Navigating Risk and Resilience: Balancing Complexity and Cost in GRC Solutions

Complexity & Costs: Key Points of Consideration in Selecting a Solution

When it comes to operational resilience and continuity, as well as broader GRC, many solution options are available in the market. Selecting the right solution is critical as many choices lead organizations down the road of complexity and cost, not just in implementation but also in ongoing maintenance, management, and user experience. Organizations need operational resilience and continuity solutions that are highly efficient (in both human capital and financial capital), effective, and agile to the needs of dynamic and distributed businesses.

It used to be that the dividing line between agile solutions with lower implementation and maintenance costs was whether the solutions were cloud-based (e.g., SaaS) or on-premise. This is not the case anymore, as some cloud-based solutions have significantly higher costs over others as their approach and architecture vary widely. This grows even more apparent when organizations consider solutions originally built and designed for purposes unrelated to operational resilience and continuity that then added these modules on. With expansive ITSM platforms trying to be everything to all organizations, this has further exacerbated the cost and complexity issues in these solutions against the efficiency, effectiveness, and agility of best-of-breed solutions for operational resilience and continuity.

Consider this comment from one large global company in their frustration in working with the wrong solution provider, “[It] is an ITSM platform that they've tried to adapt for GRC. Way too tedious to work with and maintain and not intuitive at all. Its relational database foundation makes it slow and clunky. And the complex relationships of the gazillion tables make every new version potentially painful for any custom-developed modules — or even [their] own GRC modules — because it's pretty easy to break stuff. And [their] licensing model is byzantine and expensive.”

Here are some key things to consider when evaluating operational resilience and continuity solutions available in the market:

• Complexity. What is the complexity of the system’s overall data and application architecture? Is the overall data architecture overly complex, burdensome, and in that context, cumbersome and slow? Basically, is the overall solution bloated because of everything it does at the cost of efficiency, effectiveness, and agility of the solution?
• Implementation. What does it cost to implement the solution, not just in software acquisition but in consulting and other resources?
• Ongoing management. What does it cost to administer, configure, and maintain the solution year after year? Does it require high-cost consultants, or is it easily configured by the organization itself?
• Agility & adaptability. How easy is configuring and adapting the solution to changing business requirements and needs? Does it require high-cost consultants to adapt the solution and make modifications?
• User experience. How easy is the solution to navigate and use not just by back-office subject matter experts but by the line of business? Is the interface highly engaging and intuitive for all levels of users?

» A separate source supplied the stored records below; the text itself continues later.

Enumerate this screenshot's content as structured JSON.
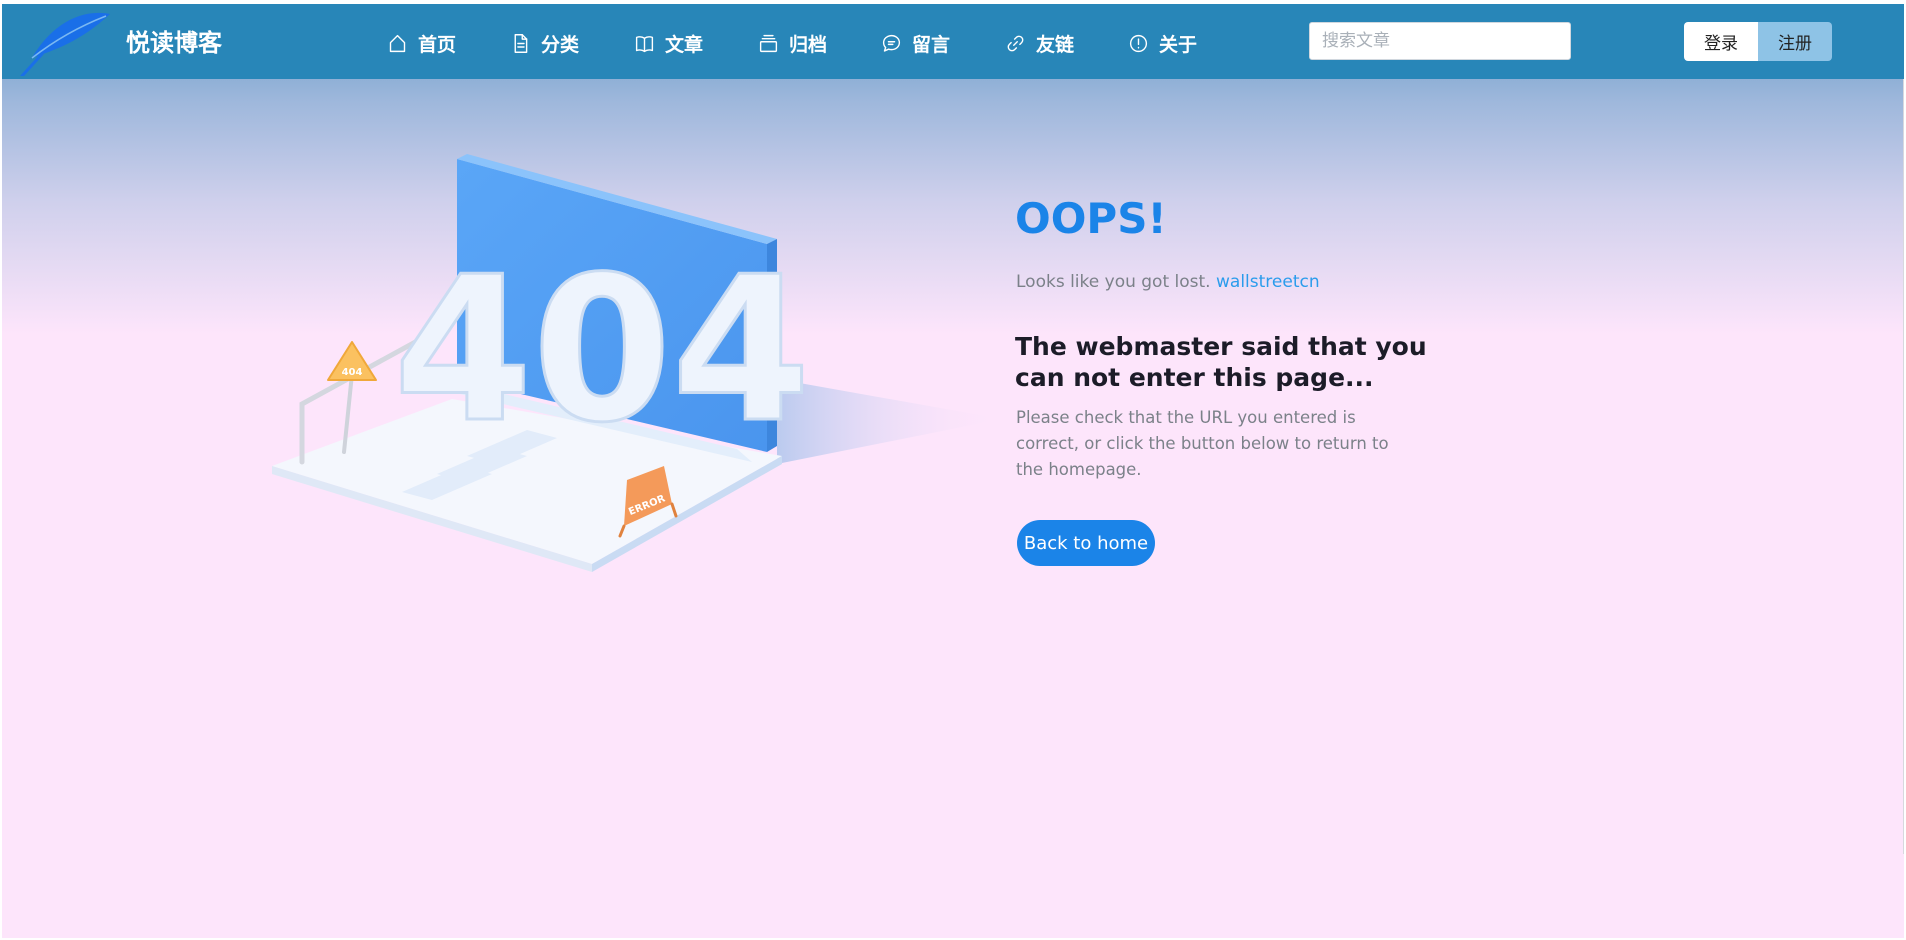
{
  "header": {
    "site_name": "悦读博客",
    "nav": [
      {
        "label": "首页",
        "icon": "home-icon"
      },
      {
        "label": "分类",
        "icon": "document-icon"
      },
      {
        "label": "文章",
        "icon": "book-icon"
      },
      {
        "label": "归档",
        "icon": "archive-icon"
      },
      {
        "label": "留言",
        "icon": "message-icon"
      },
      {
        "label": "友链",
        "icon": "link-icon"
      },
      {
        "label": "关于",
        "icon": "info-icon"
      }
    ],
    "search_placeholder": "搜索文章",
    "login_label": "登录",
    "register_label": "注册"
  },
  "illustration": {
    "big_text": "404",
    "sign_text": "404",
    "board_text": "ERROR"
  },
  "error": {
    "title": "OOPS!",
    "lost_text": "Looks like you got lost.",
    "lost_link": "wallstreetcn",
    "headline": "The webmaster said that you can not enter this page...",
    "description": "Please check that the URL you entered is correct, or click the button below to return to the homepage.",
    "home_button": "Back to home"
  },
  "colors": {
    "navbar": "#2886b8",
    "accent": "#1b84e8",
    "link": "#2a9cec",
    "background": "#fde5fb",
    "register_button": "#8ec3e6"
  }
}
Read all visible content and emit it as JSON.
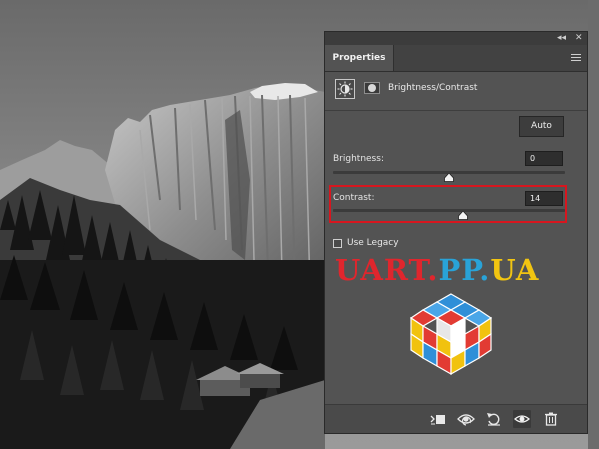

Remember, it has been stated that:

The goal is to provide a user experience that gets the job done for operational resilience and continuity. Like Apple, with its innovative technologies, organizations must approach resilience and continuity in a way that re-architects the way it works and interacts. The goal is simple; it is itself simplicity. Simplicity is too often equated with minimalism. Yet true simplicity is more than just the absence of clutter or the removal of embellishment. It’s about offering the right information in the right place when the individual needs it. It’s about bringing interaction and engagement to resilience and continuity processes and data. These interactions must be intuitive, leading to efficiency, effectiveness, and agility for operational resilience and continuity.